L’ancien membre du comité de la rue de Poitiers, alors si fringant, avait des cheveux blancs qui tombaient avec une certaine grâce sur ses joues amaigries. Ses yeux spirituels et fins avaient conservé tout leur éclat. Avec des formes séduisantes, il avait le caractère changeant comme tous les hommes atteints d’hypocondrie, et il passait sans transition de l’aménité la plus exquise à des accès d’irritation qui en faisaient un tout autre homme.

La comtesse de B***, qui joignait à un grand sens une inaltérable sérénité, avait seule le pouvoir de le calmer.
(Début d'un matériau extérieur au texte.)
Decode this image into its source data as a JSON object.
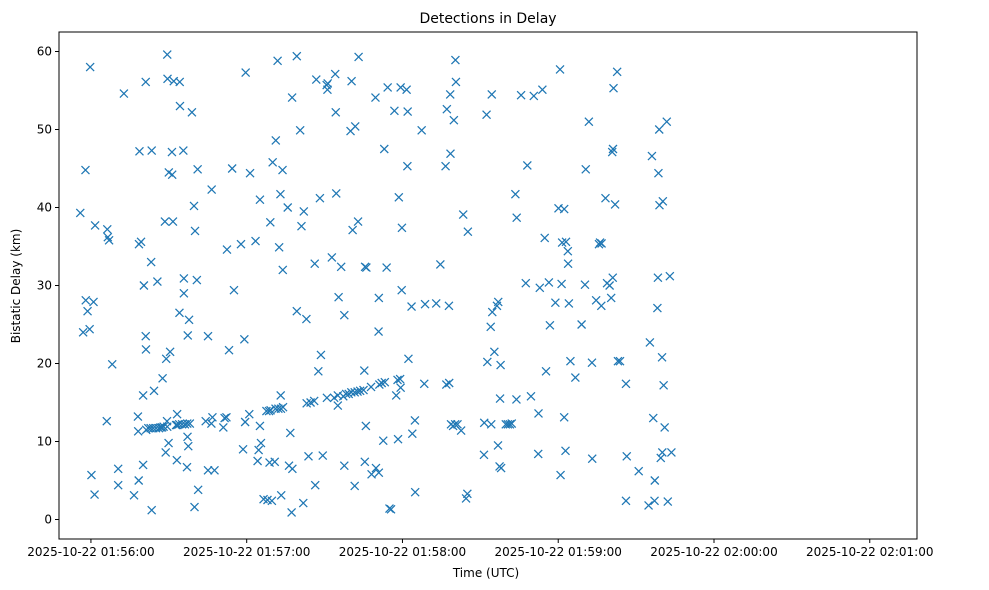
{
  "chart_data": {
    "type": "scatter",
    "title": "Detections in Delay",
    "xlabel": "Time (UTC)",
    "ylabel": "Bistatic Delay (km)",
    "marker": "x",
    "color": "#1f77b4",
    "grid": false,
    "xlim": [
      -12.3,
      318.2
    ],
    "ylim": [
      -2.5,
      62.5
    ],
    "x_unit": "seconds after 2025-10-22 01:56:00",
    "x_ticks": [
      {
        "value": 0,
        "label": "2025-10-22 01:56:00"
      },
      {
        "value": 60,
        "label": "2025-10-22 01:57:00"
      },
      {
        "value": 120,
        "label": "2025-10-22 01:58:00"
      },
      {
        "value": 180,
        "label": "2025-10-22 01:59:00"
      },
      {
        "value": 240,
        "label": "2025-10-22 02:00:00"
      },
      {
        "value": 300,
        "label": "2025-10-22 02:01:00"
      }
    ],
    "y_ticks": [
      {
        "value": 0,
        "label": "0"
      },
      {
        "value": 10,
        "label": "10"
      },
      {
        "value": 20,
        "label": "20"
      },
      {
        "value": 30,
        "label": "30"
      },
      {
        "value": 40,
        "label": "40"
      },
      {
        "value": 50,
        "label": "50"
      },
      {
        "value": 60,
        "label": "60"
      }
    ],
    "points": [
      [
        -4.1,
        39.3
      ],
      [
        -3.0,
        24.0
      ],
      [
        -2.1,
        44.8
      ],
      [
        -2.0,
        28.1
      ],
      [
        -1.3,
        26.7
      ],
      [
        -0.5,
        24.4
      ],
      [
        -0.3,
        58.0
      ],
      [
        0.2,
        5.7
      ],
      [
        1.0,
        27.9
      ],
      [
        1.4,
        3.2
      ],
      [
        1.6,
        37.7
      ],
      [
        6.1,
        12.6
      ],
      [
        6.3,
        37.2
      ],
      [
        6.5,
        36.2
      ],
      [
        7.0,
        35.8
      ],
      [
        8.2,
        19.9
      ],
      [
        10.5,
        6.5
      ],
      [
        10.5,
        4.4
      ],
      [
        12.7,
        54.6
      ],
      [
        16.6,
        3.1
      ],
      [
        18.1,
        13.2
      ],
      [
        18.2,
        11.3
      ],
      [
        18.4,
        5.0
      ],
      [
        18.5,
        35.3
      ],
      [
        18.7,
        47.2
      ],
      [
        19.3,
        35.6
      ],
      [
        20.1,
        7.0
      ],
      [
        20.1,
        15.9
      ],
      [
        20.4,
        30.0
      ],
      [
        21.1,
        56.1
      ],
      [
        21.1,
        23.5
      ],
      [
        21.2,
        21.8
      ],
      [
        21.3,
        11.5
      ],
      [
        22.1,
        11.7
      ],
      [
        23.0,
        11.7
      ],
      [
        23.2,
        33.0
      ],
      [
        23.4,
        47.3
      ],
      [
        23.4,
        1.2
      ],
      [
        24.0,
        11.7
      ],
      [
        24.3,
        16.5
      ],
      [
        25.1,
        11.7
      ],
      [
        25.6,
        30.5
      ],
      [
        26.2,
        11.7
      ],
      [
        26.8,
        11.8
      ],
      [
        27.4,
        11.8
      ],
      [
        27.6,
        18.1
      ],
      [
        28.0,
        11.9
      ],
      [
        28.5,
        38.2
      ],
      [
        28.8,
        8.6
      ],
      [
        29.0,
        20.6
      ],
      [
        29.3,
        12.6
      ],
      [
        29.4,
        11.9
      ],
      [
        29.4,
        59.6
      ],
      [
        29.5,
        56.5
      ],
      [
        29.9,
        9.8
      ],
      [
        30.0,
        44.5
      ],
      [
        30.5,
        21.5
      ],
      [
        31.2,
        47.1
      ],
      [
        31.3,
        44.2
      ],
      [
        31.6,
        38.2
      ],
      [
        31.9,
        56.2
      ],
      [
        32.8,
        12.1
      ],
      [
        33.1,
        7.6
      ],
      [
        33.2,
        13.5
      ],
      [
        33.3,
        12.1
      ],
      [
        34.0,
        12.2
      ],
      [
        34.1,
        26.5
      ],
      [
        34.2,
        56.1
      ],
      [
        34.3,
        53.0
      ],
      [
        35.1,
        12.2
      ],
      [
        35.6,
        47.3
      ],
      [
        35.8,
        29.0
      ],
      [
        35.8,
        30.9
      ],
      [
        36.2,
        12.2
      ],
      [
        37.0,
        6.7
      ],
      [
        37.1,
        12.3
      ],
      [
        37.2,
        10.6
      ],
      [
        37.3,
        23.6
      ],
      [
        37.5,
        9.4
      ],
      [
        37.8,
        25.6
      ],
      [
        38.1,
        12.3
      ],
      [
        38.9,
        52.2
      ],
      [
        39.7,
        40.2
      ],
      [
        39.9,
        1.6
      ],
      [
        40.1,
        37.0
      ],
      [
        40.8,
        30.7
      ],
      [
        41.1,
        44.9
      ],
      [
        41.3,
        3.8
      ],
      [
        44.2,
        12.6
      ],
      [
        45.1,
        23.5
      ],
      [
        45.1,
        6.3
      ],
      [
        46.4,
        12.3
      ],
      [
        46.5,
        42.3
      ],
      [
        46.8,
        13.1
      ],
      [
        47.6,
        6.3
      ],
      [
        51.0,
        11.8
      ],
      [
        51.5,
        13.0
      ],
      [
        52.2,
        13.1
      ],
      [
        52.4,
        34.6
      ],
      [
        53.2,
        21.7
      ],
      [
        54.4,
        45.0
      ],
      [
        55.1,
        29.4
      ],
      [
        57.8,
        35.3
      ],
      [
        58.6,
        9.0
      ],
      [
        59.1,
        23.1
      ],
      [
        59.4,
        12.5
      ],
      [
        59.6,
        57.3
      ],
      [
        61.0,
        13.5
      ],
      [
        61.3,
        44.4
      ],
      [
        63.4,
        35.7
      ],
      [
        64.2,
        7.5
      ],
      [
        64.6,
        8.9
      ],
      [
        65.1,
        41.0
      ],
      [
        65.1,
        12.0
      ],
      [
        65.5,
        9.8
      ],
      [
        66.5,
        2.6
      ],
      [
        67.6,
        13.9
      ],
      [
        68.0,
        2.5
      ],
      [
        68.6,
        13.9
      ],
      [
        68.8,
        7.3
      ],
      [
        69.1,
        38.1
      ],
      [
        69.2,
        14.0
      ],
      [
        69.7,
        2.4
      ],
      [
        70.0,
        45.8
      ],
      [
        70.8,
        7.4
      ],
      [
        71.1,
        14.2
      ],
      [
        71.2,
        48.6
      ],
      [
        71.9,
        58.8
      ],
      [
        72.2,
        14.2
      ],
      [
        72.5,
        34.9
      ],
      [
        73.0,
        41.7
      ],
      [
        73.1,
        15.9
      ],
      [
        73.2,
        14.2
      ],
      [
        73.3,
        3.1
      ],
      [
        73.8,
        44.8
      ],
      [
        73.9,
        32.0
      ],
      [
        74.0,
        14.4
      ],
      [
        75.8,
        40.0
      ],
      [
        76.3,
        6.9
      ],
      [
        76.8,
        11.1
      ],
      [
        77.3,
        0.9
      ],
      [
        77.5,
        54.1
      ],
      [
        77.6,
        6.5
      ],
      [
        79.3,
        59.4
      ],
      [
        79.3,
        26.7
      ],
      [
        80.6,
        49.9
      ],
      [
        81.1,
        37.6
      ],
      [
        81.8,
        2.1
      ],
      [
        82.0,
        39.5
      ],
      [
        83.0,
        25.7
      ],
      [
        83.1,
        14.9
      ],
      [
        83.8,
        8.1
      ],
      [
        84.6,
        15.0
      ],
      [
        86.0,
        15.2
      ],
      [
        86.2,
        32.8
      ],
      [
        86.4,
        4.4
      ],
      [
        86.8,
        56.4
      ],
      [
        87.6,
        19.0
      ],
      [
        88.2,
        41.2
      ],
      [
        88.6,
        21.1
      ],
      [
        89.3,
        8.2
      ],
      [
        90.8,
        55.7
      ],
      [
        90.9,
        15.6
      ],
      [
        91.1,
        55.1
      ],
      [
        91.2,
        55.9
      ],
      [
        92.8,
        33.6
      ],
      [
        93.7,
        15.6
      ],
      [
        94.1,
        57.1
      ],
      [
        94.3,
        52.2
      ],
      [
        94.5,
        41.8
      ],
      [
        95.1,
        15.9
      ],
      [
        95.1,
        14.6
      ],
      [
        95.4,
        28.5
      ],
      [
        96.4,
        32.4
      ],
      [
        97.2,
        15.8
      ],
      [
        97.6,
        6.9
      ],
      [
        97.6,
        26.2
      ],
      [
        98.3,
        16.1
      ],
      [
        99.3,
        16.1
      ],
      [
        100.0,
        49.8
      ],
      [
        100.3,
        16.3
      ],
      [
        100.4,
        56.2
      ],
      [
        100.8,
        37.1
      ],
      [
        101.6,
        4.3
      ],
      [
        101.6,
        16.3
      ],
      [
        101.8,
        50.4
      ],
      [
        102.7,
        16.4
      ],
      [
        102.9,
        38.2
      ],
      [
        103.1,
        59.3
      ],
      [
        103.7,
        16.5
      ],
      [
        105.0,
        16.6
      ],
      [
        105.3,
        19.1
      ],
      [
        105.5,
        7.4
      ],
      [
        105.6,
        32.4
      ],
      [
        105.9,
        12.0
      ],
      [
        106.1,
        32.3
      ],
      [
        107.9,
        17.0
      ],
      [
        108.1,
        5.8
      ],
      [
        109.6,
        54.1
      ],
      [
        109.8,
        6.6
      ],
      [
        110.8,
        24.1
      ],
      [
        110.9,
        28.4
      ],
      [
        110.9,
        6.0
      ],
      [
        111.1,
        17.3
      ],
      [
        112.0,
        17.5
      ],
      [
        112.6,
        10.1
      ],
      [
        113.0,
        47.5
      ],
      [
        113.2,
        17.6
      ],
      [
        113.9,
        32.3
      ],
      [
        114.3,
        55.4
      ],
      [
        115.0,
        1.4
      ],
      [
        115.6,
        1.3
      ],
      [
        116.9,
        52.4
      ],
      [
        117.6,
        15.9
      ],
      [
        118.1,
        17.9
      ],
      [
        118.3,
        10.3
      ],
      [
        118.6,
        41.3
      ],
      [
        119.1,
        18.0
      ],
      [
        119.3,
        16.9
      ],
      [
        119.3,
        55.4
      ],
      [
        119.7,
        29.4
      ],
      [
        119.8,
        37.4
      ],
      [
        121.6,
        55.1
      ],
      [
        121.9,
        45.3
      ],
      [
        122.0,
        52.3
      ],
      [
        122.3,
        20.6
      ],
      [
        123.5,
        27.3
      ],
      [
        123.8,
        11.0
      ],
      [
        124.8,
        12.7
      ],
      [
        124.9,
        3.5
      ],
      [
        127.4,
        49.9
      ],
      [
        128.4,
        17.4
      ],
      [
        128.7,
        27.6
      ],
      [
        133.0,
        27.7
      ],
      [
        134.6,
        32.7
      ],
      [
        136.6,
        45.3
      ],
      [
        136.9,
        17.3
      ],
      [
        137.1,
        52.6
      ],
      [
        137.9,
        27.4
      ],
      [
        138.0,
        17.5
      ],
      [
        138.4,
        54.5
      ],
      [
        138.5,
        46.9
      ],
      [
        138.7,
        12.2
      ],
      [
        139.5,
        12.0
      ],
      [
        139.8,
        51.2
      ],
      [
        140.3,
        12.2
      ],
      [
        140.4,
        58.9
      ],
      [
        140.6,
        56.1
      ],
      [
        141.2,
        12.2
      ],
      [
        142.6,
        11.4
      ],
      [
        143.4,
        39.1
      ],
      [
        144.5,
        2.7
      ],
      [
        145.0,
        3.3
      ],
      [
        145.2,
        36.9
      ],
      [
        151.4,
        8.3
      ],
      [
        151.5,
        12.4
      ],
      [
        152.4,
        51.9
      ],
      [
        152.7,
        20.2
      ],
      [
        154.0,
        24.7
      ],
      [
        154.2,
        12.2
      ],
      [
        154.4,
        54.5
      ],
      [
        154.6,
        26.6
      ],
      [
        155.4,
        21.5
      ],
      [
        156.4,
        27.4
      ],
      [
        156.8,
        9.5
      ],
      [
        156.9,
        27.9
      ],
      [
        157.4,
        6.8
      ],
      [
        157.6,
        15.5
      ],
      [
        157.8,
        19.8
      ],
      [
        158.0,
        6.6
      ],
      [
        159.8,
        12.2
      ],
      [
        160.6,
        12.2
      ],
      [
        161.4,
        12.2
      ],
      [
        162.1,
        12.3
      ],
      [
        163.5,
        41.7
      ],
      [
        163.9,
        15.4
      ],
      [
        164.0,
        38.7
      ],
      [
        165.7,
        54.4
      ],
      [
        167.5,
        30.3
      ],
      [
        168.1,
        45.4
      ],
      [
        169.5,
        15.8
      ],
      [
        170.6,
        54.3
      ],
      [
        172.3,
        8.4
      ],
      [
        172.4,
        13.6
      ],
      [
        172.9,
        29.7
      ],
      [
        173.9,
        55.1
      ],
      [
        174.8,
        36.1
      ],
      [
        175.3,
        19.0
      ],
      [
        176.4,
        30.4
      ],
      [
        176.8,
        24.9
      ],
      [
        178.9,
        27.8
      ],
      [
        180.1,
        39.9
      ],
      [
        180.7,
        57.7
      ],
      [
        180.9,
        5.7
      ],
      [
        181.3,
        30.2
      ],
      [
        181.5,
        35.5
      ],
      [
        182.3,
        13.1
      ],
      [
        182.3,
        39.8
      ],
      [
        182.8,
        8.8
      ],
      [
        183.0,
        35.6
      ],
      [
        183.7,
        34.4
      ],
      [
        183.8,
        32.8
      ],
      [
        184.1,
        27.7
      ],
      [
        184.7,
        20.3
      ],
      [
        186.6,
        18.2
      ],
      [
        189.0,
        25.0
      ],
      [
        190.3,
        30.1
      ],
      [
        190.6,
        44.9
      ],
      [
        191.8,
        51.0
      ],
      [
        193.0,
        20.1
      ],
      [
        193.1,
        7.8
      ],
      [
        194.6,
        28.1
      ],
      [
        195.7,
        35.3
      ],
      [
        196.1,
        35.5
      ],
      [
        196.6,
        27.4
      ],
      [
        196.7,
        35.4
      ],
      [
        198.2,
        41.2
      ],
      [
        198.8,
        30.3
      ],
      [
        199.8,
        30.0
      ],
      [
        200.4,
        28.4
      ],
      [
        200.8,
        47.1
      ],
      [
        201.0,
        31.0
      ],
      [
        201.1,
        47.5
      ],
      [
        201.3,
        55.3
      ],
      [
        201.9,
        40.4
      ],
      [
        202.7,
        57.4
      ],
      [
        203.0,
        20.3
      ],
      [
        203.8,
        20.3
      ],
      [
        206.1,
        17.4
      ],
      [
        206.1,
        2.4
      ],
      [
        206.4,
        8.1
      ],
      [
        211.0,
        6.2
      ],
      [
        214.8,
        1.8
      ],
      [
        215.3,
        22.7
      ],
      [
        216.1,
        46.6
      ],
      [
        216.6,
        13.0
      ],
      [
        217.1,
        2.4
      ],
      [
        217.2,
        5.0
      ],
      [
        218.2,
        27.1
      ],
      [
        218.4,
        31.0
      ],
      [
        218.6,
        44.4
      ],
      [
        218.9,
        50.0
      ],
      [
        219.0,
        40.3
      ],
      [
        219.5,
        7.9
      ],
      [
        220.0,
        20.8
      ],
      [
        220.1,
        8.6
      ],
      [
        220.3,
        40.8
      ],
      [
        220.6,
        17.2
      ],
      [
        221.0,
        11.8
      ],
      [
        221.8,
        51.0
      ],
      [
        222.2,
        2.3
      ],
      [
        223.0,
        31.2
      ],
      [
        223.6,
        8.6
      ]
    ]
  }
}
Elle avait dû être fort belle et, quoiqu’elle eût dépassé la cinquantaine, ses grâces effacées conservaient encore un grand charme.

Sa sœur, la marquise de C***, qui avait perdu son mari depuis une année, habitait avec elle ; elle était aussi laide que sa sœur avait été jolie, mais elle avait l’esprit du monde le plus original.

Quant à la sœur du comte de B***, c’était une vieille fille qui s’était faite religieuse, disait-on, à la suite d’un chagrin d’amour, et elle avait totalement renoncé au monde pour s’attacher à Dieu. Son frère était sa seule affection terrestre.

— J’ai trop vécu ! mes cheveux blancs sont déshonorés, répétait le vieux gentilhomme en s’agitant sur son fauteuil, pendant que sa sœur était à ses pieds et que les deux autres femmes faisaient tous leurs efforts pour le calmer.